Aku yakin dia baru kalah taruhan.

“Jo,” panggilku.

Johan langsung menghentikan langkahnya lalu memutar tubuhnya menghadapku. Aku langsung merogoh kantong celanaku mengambil kondom pemberian Amel tadi, setelah itu aku melemparkannya kearah Johan. Johan langsung menangkap kondom itu. Dia langsung tersenyum ketika melihat kondom itu.

“Sinting,” gumamnya sambil membuang kondom itu ke tempat sampah yang ada di dekatnya.

Aku melanjutkan langkahku sambil tertawa. Kali ini aku nggak naik sepeda motor untuk pergi, karena tempat yang akan aku tuju sangat dekat dengan tempat kosku. Sesampainya di warung kopi yang aku tuju, aku langsung membeli rokok kesukaanku.

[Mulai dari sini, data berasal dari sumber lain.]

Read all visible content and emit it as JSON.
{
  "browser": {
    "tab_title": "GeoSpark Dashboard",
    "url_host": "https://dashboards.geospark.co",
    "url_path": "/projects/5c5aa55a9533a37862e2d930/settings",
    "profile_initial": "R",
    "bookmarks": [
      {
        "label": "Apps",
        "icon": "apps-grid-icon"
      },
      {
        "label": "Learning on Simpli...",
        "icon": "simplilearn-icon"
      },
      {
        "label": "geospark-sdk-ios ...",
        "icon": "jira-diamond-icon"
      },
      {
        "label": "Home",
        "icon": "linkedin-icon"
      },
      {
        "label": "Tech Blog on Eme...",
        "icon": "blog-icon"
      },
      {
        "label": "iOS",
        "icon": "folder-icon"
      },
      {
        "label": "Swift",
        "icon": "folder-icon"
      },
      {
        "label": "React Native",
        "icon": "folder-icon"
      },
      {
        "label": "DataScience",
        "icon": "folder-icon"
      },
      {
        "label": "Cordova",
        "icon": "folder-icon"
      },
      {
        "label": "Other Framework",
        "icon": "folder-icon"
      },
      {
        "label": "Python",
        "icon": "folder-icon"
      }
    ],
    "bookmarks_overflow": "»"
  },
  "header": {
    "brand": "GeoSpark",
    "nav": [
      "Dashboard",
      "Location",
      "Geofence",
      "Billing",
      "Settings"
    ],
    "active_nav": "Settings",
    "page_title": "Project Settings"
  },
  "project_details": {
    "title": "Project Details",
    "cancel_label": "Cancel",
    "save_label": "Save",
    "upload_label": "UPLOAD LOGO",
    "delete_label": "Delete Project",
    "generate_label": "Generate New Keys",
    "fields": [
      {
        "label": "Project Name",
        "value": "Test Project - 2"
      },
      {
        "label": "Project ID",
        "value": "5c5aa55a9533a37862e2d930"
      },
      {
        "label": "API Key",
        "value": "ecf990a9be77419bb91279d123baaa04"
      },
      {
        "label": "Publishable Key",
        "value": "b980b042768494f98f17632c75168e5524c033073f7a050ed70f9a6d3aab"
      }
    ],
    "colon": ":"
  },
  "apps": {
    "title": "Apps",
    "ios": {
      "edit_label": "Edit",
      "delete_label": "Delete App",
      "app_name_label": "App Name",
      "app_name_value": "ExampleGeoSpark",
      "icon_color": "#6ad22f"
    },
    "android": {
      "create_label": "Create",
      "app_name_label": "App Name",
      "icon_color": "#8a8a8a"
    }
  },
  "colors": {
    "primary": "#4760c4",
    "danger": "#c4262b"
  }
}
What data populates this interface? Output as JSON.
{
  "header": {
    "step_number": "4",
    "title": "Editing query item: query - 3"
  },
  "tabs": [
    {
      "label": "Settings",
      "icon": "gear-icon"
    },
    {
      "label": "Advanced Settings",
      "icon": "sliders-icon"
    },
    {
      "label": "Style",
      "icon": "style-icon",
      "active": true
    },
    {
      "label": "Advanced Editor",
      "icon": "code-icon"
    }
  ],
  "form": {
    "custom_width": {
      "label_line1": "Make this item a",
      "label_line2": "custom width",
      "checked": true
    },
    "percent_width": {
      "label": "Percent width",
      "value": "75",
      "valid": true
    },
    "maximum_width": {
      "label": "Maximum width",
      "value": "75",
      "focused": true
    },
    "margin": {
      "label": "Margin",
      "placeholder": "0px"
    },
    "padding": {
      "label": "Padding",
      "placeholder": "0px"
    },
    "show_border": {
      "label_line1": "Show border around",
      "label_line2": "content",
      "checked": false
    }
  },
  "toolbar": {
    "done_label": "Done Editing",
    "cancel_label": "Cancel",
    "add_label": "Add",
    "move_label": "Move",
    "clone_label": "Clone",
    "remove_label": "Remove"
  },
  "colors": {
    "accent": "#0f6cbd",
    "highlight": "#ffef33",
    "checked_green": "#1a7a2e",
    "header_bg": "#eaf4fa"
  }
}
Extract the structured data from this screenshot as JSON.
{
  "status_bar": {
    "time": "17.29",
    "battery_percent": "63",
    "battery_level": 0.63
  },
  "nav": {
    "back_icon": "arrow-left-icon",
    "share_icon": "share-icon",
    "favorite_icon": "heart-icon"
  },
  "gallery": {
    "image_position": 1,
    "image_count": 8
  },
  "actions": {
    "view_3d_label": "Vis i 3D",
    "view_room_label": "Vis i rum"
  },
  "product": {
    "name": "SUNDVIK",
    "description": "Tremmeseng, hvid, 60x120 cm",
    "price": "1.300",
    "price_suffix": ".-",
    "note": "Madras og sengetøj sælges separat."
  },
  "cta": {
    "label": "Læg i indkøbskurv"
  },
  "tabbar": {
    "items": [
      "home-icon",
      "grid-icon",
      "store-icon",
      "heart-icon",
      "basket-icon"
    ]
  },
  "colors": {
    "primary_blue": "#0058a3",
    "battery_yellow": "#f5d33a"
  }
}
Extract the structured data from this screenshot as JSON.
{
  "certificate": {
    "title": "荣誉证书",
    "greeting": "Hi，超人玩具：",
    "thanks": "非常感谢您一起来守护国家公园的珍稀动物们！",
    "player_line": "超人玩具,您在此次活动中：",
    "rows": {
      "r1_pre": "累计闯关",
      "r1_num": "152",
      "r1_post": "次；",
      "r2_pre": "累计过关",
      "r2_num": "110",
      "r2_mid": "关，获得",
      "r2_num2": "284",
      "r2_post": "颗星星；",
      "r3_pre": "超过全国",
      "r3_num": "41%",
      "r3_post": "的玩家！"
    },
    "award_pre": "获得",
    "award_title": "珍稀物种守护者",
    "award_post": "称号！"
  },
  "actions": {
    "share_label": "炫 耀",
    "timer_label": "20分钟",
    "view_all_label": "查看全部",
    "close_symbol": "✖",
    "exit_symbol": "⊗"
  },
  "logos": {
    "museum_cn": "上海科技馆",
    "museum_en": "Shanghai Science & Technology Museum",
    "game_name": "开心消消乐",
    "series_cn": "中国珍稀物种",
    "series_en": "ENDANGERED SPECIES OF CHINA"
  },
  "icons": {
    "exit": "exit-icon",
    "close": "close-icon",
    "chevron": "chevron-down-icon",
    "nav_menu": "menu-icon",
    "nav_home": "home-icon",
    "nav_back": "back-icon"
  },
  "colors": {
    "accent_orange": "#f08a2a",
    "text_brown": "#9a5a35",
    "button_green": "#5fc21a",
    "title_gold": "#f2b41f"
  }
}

“Meoowww…Meoowww…Meoowww..”

Tiba-tiba suara kucing terdengar dari hp ku menandakan kalau ada sms masuk. Aku langsung mengambil hpku dari kantong celanaku dan membaca sms yang masuk.

From: Ipang ketipang
Bos km kan lg kluar, skalian beliin shampo ya. Uangnya nanti aku ganti. Thx

“Pak ada shampo nggak?” tanyaku pada penjual kopi di warung ini.
“Wah nggak jual mas,” jawab bapak itu.
“Oh ya udah makasih ya Pak.”
“Ya..ya mas.”

Akhirnya aku memutuskan untuk beli di mini market. Dari warung kopi ke sana udah nggak terlalu jauh. Aku melangkahkan kakiku menuju mini market itu. Jalanan udah nampak sepi. Cuma ada beberapa kendaraan yang lewat. Nggak sampai lima belas menit kakiku sudah mendekati mini market tujuanku. Tapi langkahku langsung terhenti ketika aku melihat sesosok cowok yang aku kenal.